5 ways to keep garden pests at bay
As a gardener, you might feel a bit defeated when every time you check your vegetables and flowers, something has taken a big bite out of them. Destroying garden pests isn’t the only way to fight them. Here are a few tips to help keep the threats to your hard work in the garden under control:
1. Identify the culprits, then get rid of them
While you might want to rush out and coat your garden with insecticides at the first sign of trouble, you need to slow down, take a breath and find out what’s going on. The first step to controlling any pest is identifying the particular insect or pest. Then, you can start formulating a plan.
• Fire ants are the scourge of many Coastal Bend yards. When you find a mound, pour three gallons of boiling water over it, which kills about 60 percent of the ants. Also consider using bait poisons vs. contact ones. If possible, get the neighborhood involved so everyone treats at the same time. That keeps the ants from moving from a treated yard to an untreated one.
• Aphids attack just about everything in your garden. If you sit still long enough, there’s a good chance they’ll move in on you. One of the most effective ways to rid plants of these creatures is by washing the plants with a strong water spray. Applying garlic repellent sprays can help deter the creatures as well.
• Cutworms make tomato growers red with rage. You’ll go to bed one night and your tomatoes seedlings are great, but when you walk out in the morning, several are lying on the ground. It looks as if somebody went through with dull scissors and cut them down. The culprit is most likely cutworms. Prevention is essential and includes destroying the worms and larva (which are in the soil) by turning over the dirt during the summer and winter.
Sprinkle a little diatomaceous earth around the seedlings and work it in a bit to further deter these destructive pests. Another option is scattering the bacteria Bt (Bacillus thuringiensis). Spread a cutworm bait made by mixing Bacillus thuringiensis var. kurstaki with moist bran and molasses over the surface of the garden soil.
• Caterpillars of all types see your garden as a giant salad buffet. These slow-moving creatures gobble up your plants’ leaves in an instant. Your best defense is encouraging native predators such as birds and certain wasps. You can hand pick them off plants or spray with Bacillus thuringiensis (Bt). • Don’t let beetles beat you. The two beetles you’re most likely to see are the flea beetle and the cucumber beetle.
But before you rush out and spray at the first sign of a beetle, make sure it’s an adversarial one. Many beetles, such as ladybugs, are beneficial as they feed on caterpillars, aphids and other pests.

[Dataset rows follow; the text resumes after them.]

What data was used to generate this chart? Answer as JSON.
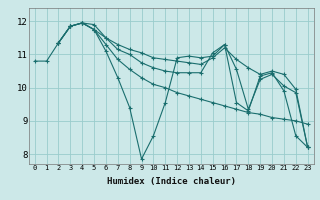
{
  "title": "",
  "xlabel": "Humidex (Indice chaleur)",
  "background_color": "#cce8e8",
  "grid_color": "#99cccc",
  "line_color": "#1a6e6e",
  "xlim": [
    -0.5,
    23.5
  ],
  "ylim": [
    7.7,
    12.4
  ],
  "yticks": [
    8,
    9,
    10,
    11,
    12
  ],
  "xticks": [
    0,
    1,
    2,
    3,
    4,
    5,
    6,
    7,
    8,
    9,
    10,
    11,
    12,
    13,
    14,
    15,
    16,
    17,
    18,
    19,
    20,
    21,
    22,
    23
  ],
  "lines": [
    {
      "x": [
        0,
        1,
        2,
        3,
        4,
        5,
        6,
        7,
        8,
        9,
        10,
        11,
        12,
        13,
        14,
        15,
        16,
        17,
        18,
        19,
        20,
        21,
        22,
        23
      ],
      "y": [
        10.8,
        10.8,
        11.35,
        11.85,
        11.95,
        11.75,
        11.3,
        10.85,
        10.55,
        10.3,
        10.1,
        10.0,
        9.85,
        9.75,
        9.65,
        9.55,
        9.45,
        9.35,
        9.25,
        9.2,
        9.1,
        9.05,
        9.0,
        8.9
      ]
    },
    {
      "x": [
        2,
        3,
        4,
        5,
        6,
        7,
        8,
        9,
        10,
        11,
        12,
        13,
        14,
        15,
        16,
        17,
        18,
        19,
        20,
        21,
        22,
        23
      ],
      "y": [
        11.35,
        11.85,
        11.95,
        11.75,
        11.1,
        10.3,
        9.4,
        7.85,
        8.55,
        9.55,
        10.9,
        10.95,
        10.9,
        10.95,
        11.3,
        9.55,
        9.3,
        10.35,
        10.45,
        9.9,
        8.55,
        8.2
      ]
    },
    {
      "x": [
        2,
        3,
        4,
        5,
        6,
        7,
        8,
        9,
        10,
        11,
        12,
        13,
        14,
        15,
        16,
        17,
        18,
        19,
        20,
        21,
        22,
        23
      ],
      "y": [
        11.35,
        11.85,
        11.95,
        11.9,
        11.5,
        11.15,
        11.0,
        10.75,
        10.6,
        10.5,
        10.45,
        10.45,
        10.45,
        11.05,
        11.3,
        10.55,
        9.35,
        10.25,
        10.4,
        10.05,
        9.85,
        8.2
      ]
    },
    {
      "x": [
        2,
        3,
        4,
        5,
        6,
        7,
        8,
        9,
        10,
        11,
        12,
        13,
        14,
        15,
        16,
        17,
        18,
        19,
        20,
        21,
        22,
        23
      ],
      "y": [
        11.35,
        11.85,
        11.95,
        11.75,
        11.5,
        11.3,
        11.15,
        11.05,
        10.9,
        10.85,
        10.8,
        10.75,
        10.7,
        10.9,
        11.2,
        10.85,
        10.6,
        10.4,
        10.5,
        10.4,
        9.95,
        8.2
      ]
    }
  ]
}
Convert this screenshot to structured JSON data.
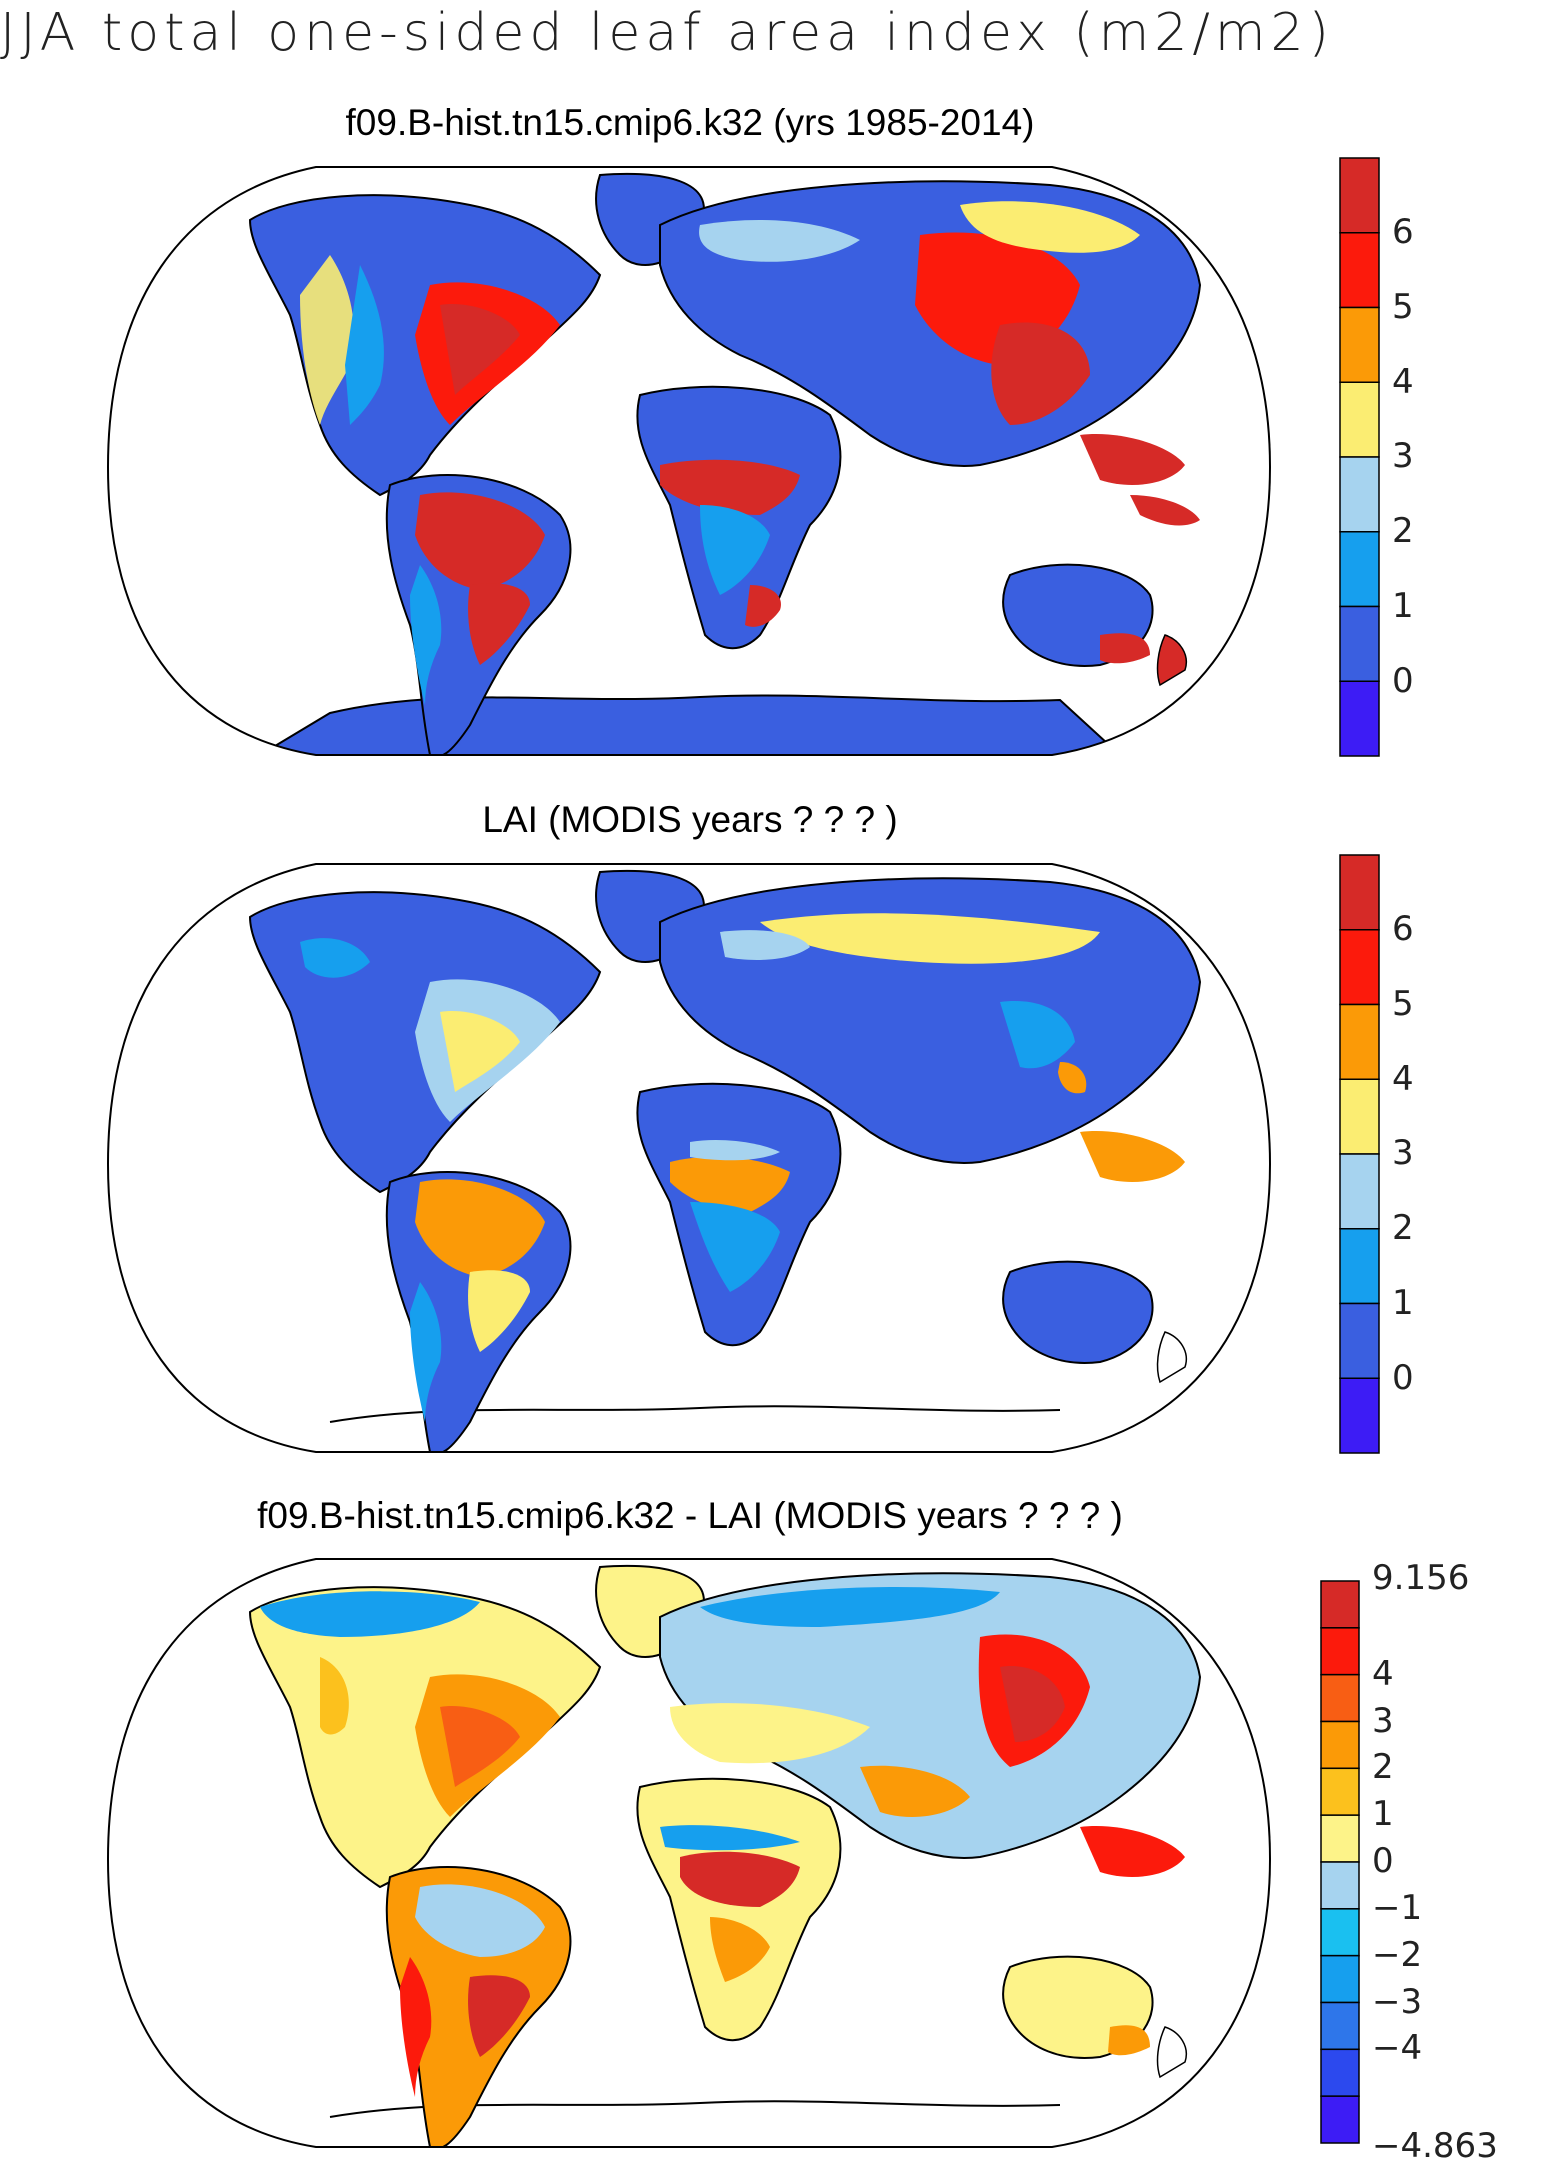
{
  "figure": {
    "title": "JJA total one-sided leaf area index (m2/m2)"
  },
  "colors": {
    "lai_scale": [
      "#3d1cf5",
      "#3a5fe0",
      "#169fee",
      "#a6d3ef",
      "#fbed72",
      "#fb9a07",
      "#fc1a0c",
      "#d62a27"
    ],
    "diff_scale": [
      "#3d1cf5",
      "#2c49ee",
      "#2e76ea",
      "#169fee",
      "#1ac0f0",
      "#a6d3ef",
      "#fdf389",
      "#fcc11d",
      "#fb9a07",
      "#f85e14",
      "#fc1a0c",
      "#d62a27"
    ],
    "outline": "#000000",
    "missing": "#ffffff"
  },
  "panels": [
    {
      "title": "f09.B-hist.tn15.cmip6.k32 (yrs 1985-2014)",
      "colorbar_labels": [
        "6",
        "5",
        "4",
        "3",
        "2",
        "1",
        "0"
      ]
    },
    {
      "title": "LAI (MODIS years ? ? ? )",
      "colorbar_labels": [
        "6",
        "5",
        "4",
        "3",
        "2",
        "1",
        "0"
      ]
    },
    {
      "title": "f09.B-hist.tn15.cmip6.k32 - LAI (MODIS years ? ? ? )",
      "colorbar_labels": [
        "9.156",
        "4",
        "3",
        "2",
        "1",
        "0",
        "−1",
        "−2",
        "−3",
        "−4",
        "−4.863"
      ]
    }
  ]
}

Some ways of defeating the bad beetles include selecting disease-resistant plants, running your vine-growing vegetables on a trellis to keep them off the ground and treating the soil with beneficial nematodes.
2. Encourage natural predators and beneficial insects
Don’t lump all insects into the bad category. Some are a gardener’s best friend. Insects such as ladybugs, praying mantis and predatory mites help control the bad insects. Learn about your friends and ways to entice them to your garden.
3. Practice companion planting
Companion planting is the practice of planting varieties of plants that support each other. This could be as simple as planting garlic near tomatoes to help deter aphids and Japanese beetles. Check with your local extension agent or Master Gardeners group for a list of plants to mix and match.
4. Choose and grow healthy plants
Healthy plants resist disease better and remain stronger. Though insects can vector in on any plant, a sick or weak one is often the first to come under attack. Use mulch to help keep plants healthy. When possible, grow plants on trellises to keep as much of them off the ground as possible. Learn how to keep your garden healthy, and it will help keep pests away.
5. Don’t overlook four-footed pests
While it’s easy to focus on insect pests, anybody whose walked out one morning to see a herd of deer munching on the lettuce, carrot tops and bean plants knows the worst pests are sometimes the largest. And it’s not just deer. Armadillos love to dig up gardens as do feral hogs. Fencing is the first deterrent — and probably the most effective — but some animals can leap fences while others burrow under them. One tip for deterring deer is to string strands of 25-pound or better, clear monofilament fishing line around the garden at different heights. The deer can’t see it and when they feel it, they can’t figure it out and often step away.